A security researcher has published today proof-of-concept code for an unpatched Google Chrome vulnerability.
The security flaw has been fixed in V8, Chrome's JavaScript engine, but the fix has not yet reached the browser's stable version --v73-- the one used by an estimated over one billion users.
CHROME'S PATCH DELAY PROBLEM
The exploit code was put together by István Kurucsai, a security researcher for Exodus Intelligence, and released today on GitHub, along with a demo video (see above).
The reason why the researcher published this proof-of-concept exploit code was to highlight a glaring hole in Google's patching process, which allows for a small interval of time during which attackers can develop Chrome exploits and launch attacks on users.

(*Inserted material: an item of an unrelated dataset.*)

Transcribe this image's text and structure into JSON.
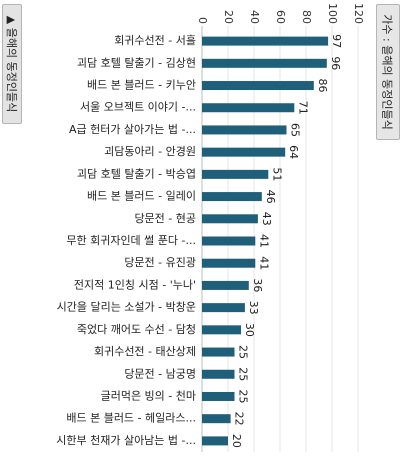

This gap comes from Chrome's IT supply chain, which involves importing and testing code from different open source projects.
In this case, Google engineers fixed a V8 security issue on March 18, which it later become public in the V8 project's changelog and source code, but had yet to reach the Chrome Stable release.
This patch is currently traveling the Chrome assembly line, which involves being integrated into the Chromium open-source browser project, and then integrated into the Chrome codebase, and then tested in Chrome Canary and Chrome Beta releases before reaching the final Stable branch in the form of a patch.
"As a result of its open-source development model, while security fixes are immediately visible in the source tree, they need time to be tested in the non-stable release channels of Chrome before they can be pushed out via the auto-update mechanism as part of a stable release to most of the user-base," Kurucsai said today in a report he published on the Exodus Intelligence website.
"In effect, there's a window of opportunity for attackers ranging from a couple days to weeks in which the vulnerability details are practically public yet most of the users are vulnerable and cannot obtain a patch," he added.